Web Scrape HTML generated by Javascript

I’m trying to scrape a date from a webpage but it’s generated by javascript so I’m only getting the placeholder as a result. HA is only returning “Month Day Year Time” not the actual date/time I’m looking for. Is it possible to get this date into HA somehow?

  - platform: scrape
    resource: http://www.wheniscriticalrole.com
    name: Next Critical Role
    select: '#next-event'
    headers:
      User-Agent: Mozilla/5.0 (Windows NT 10.0; Win64; x64) AppleWebKit/537.36 (KHTML, like Gecko) Chrome/84.0.4147.135 Safari/537.36

I’ll be coming back to this but as you mentioned, the counter is 100% JS, so it’s not too sensible to pull it that way.

If you open up the Developer Tools from whatever browser tickles your fancy and have a look around for something closer to an API call that retrieves the data you want without the HTML/CSS.

You are able to find something else you’re able to poll against.
Just click around and obviously ignore the images. Click on “Response” to see what is returned.

Got this:

So if you switch up your request from a scrape to rest (probably?) then you can just hit:
https://www.wheniscriticalrole.com/javascript/serverunixtime-v2a?id=3349307248686709

Not sure about the relationship with id and the number there and I haven’t been able to convert 1602218705057 using an EPOC calculator yet.

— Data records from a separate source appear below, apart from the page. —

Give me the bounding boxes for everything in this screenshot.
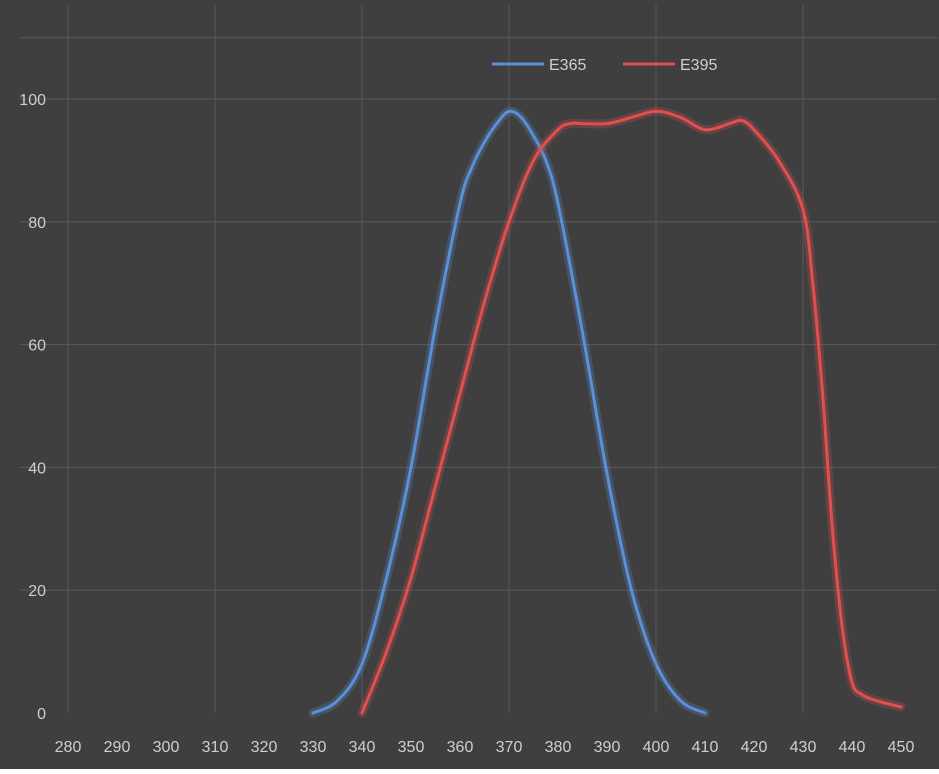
x-tick-label: 420	[741, 739, 768, 756]
series-line-e395	[360, 109, 903, 715]
y-tick-label: 100	[19, 92, 46, 109]
y-tick-label: 0	[37, 706, 46, 723]
x-tick-label: 370	[496, 739, 523, 756]
x-tick-label: 360	[447, 739, 474, 756]
x-tick-label: 290	[104, 739, 131, 756]
y-tick-label: 40	[28, 460, 46, 477]
series-line-e365	[311, 109, 707, 715]
x-tick-label: 320	[251, 739, 278, 756]
x-tick-label: 440	[839, 739, 866, 756]
series-lines	[308, 106, 906, 718]
x-tick-label: 390	[594, 739, 621, 756]
tick-labels: 280 290 300 310 320 330 340 350 360 370 380 390 400 4…	[19, 92, 914, 756]
x-tick-label: 340	[349, 739, 376, 756]
grid	[20, 5, 937, 713]
legend-label-e395: E395	[680, 57, 717, 74]
legend-label-e365: E365	[549, 57, 586, 74]
y-tick-label: 60	[28, 338, 46, 355]
x-tick-label: 400	[643, 739, 670, 756]
x-tick-label: 330	[300, 739, 327, 756]
x-tick-label: 380	[545, 739, 572, 756]
legend: E365 E395	[492, 57, 717, 74]
x-tick-label: 280	[55, 739, 82, 756]
x-tick-label: 350	[398, 739, 425, 756]
x-tick-label: 410	[692, 739, 719, 756]
x-tick-label: 300	[153, 739, 180, 756]
y-tick-label: 20	[28, 583, 46, 600]
x-tick-label: 310	[202, 739, 229, 756]
y-tick-label: 80	[28, 215, 46, 232]
x-tick-label: 450	[888, 739, 915, 756]
x-tick-label: 430	[790, 739, 817, 756]
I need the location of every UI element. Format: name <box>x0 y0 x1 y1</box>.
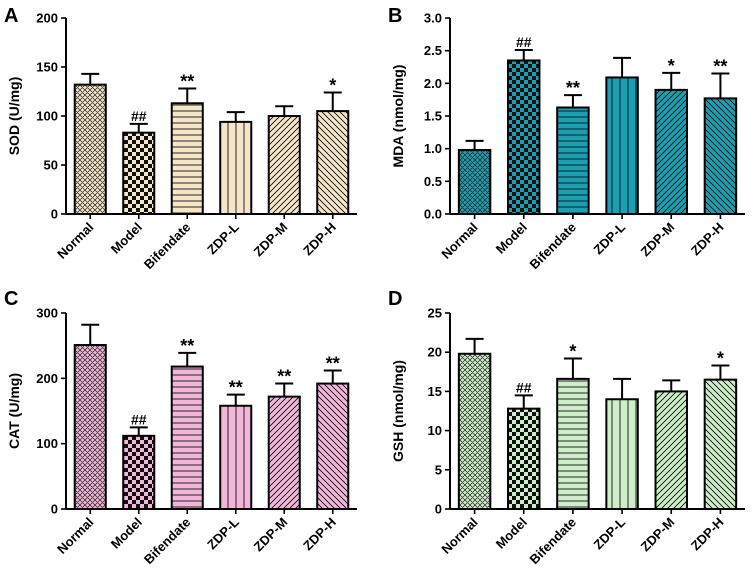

It’s another angle you can use to get what you want :slight_smile:


Edit 1

Found this function on line 20 of the prettified JS in file https://www.wheniscriticalrole.com/javascript/event-timer-v2a07.min.js:

  n.prototype.getTimeRemaining = function (t) {
    var e = this.stopTime.diff(t);
    return {
      total: e,
      seconds: Math.floor(e / 1000 % 60),
      minutes: Math.floor(e / 60000 % 60),
      hours: Math.floor(e / 3600000 % 24),
      days: Math.floor(e / 86400000)
    }
  },

Assuming that the variable t is what’s returned in that call.


Edit 2
Giving up and calling it a red herring. It’s counting up, so I think it is returning some kind of counter from another server instead of time from the user :man_shrugging:

2 Likes

In the script tag in the bottom there is an inline writte json object that has the actual next schedule. I gave up since scrape sensor for this does not work since its inside the script tag and then javascript, impossible to fetch with css selectors.

And the restful was hoping they did not change anything on the page in terms of characters and then taking the entire page as a json response and skipping the first 4000 characters or something like that. And then decoding the string as json.

So if anyone finds a better way or writes a js-enabled addon (puppeteer for instance) for scraping let me know.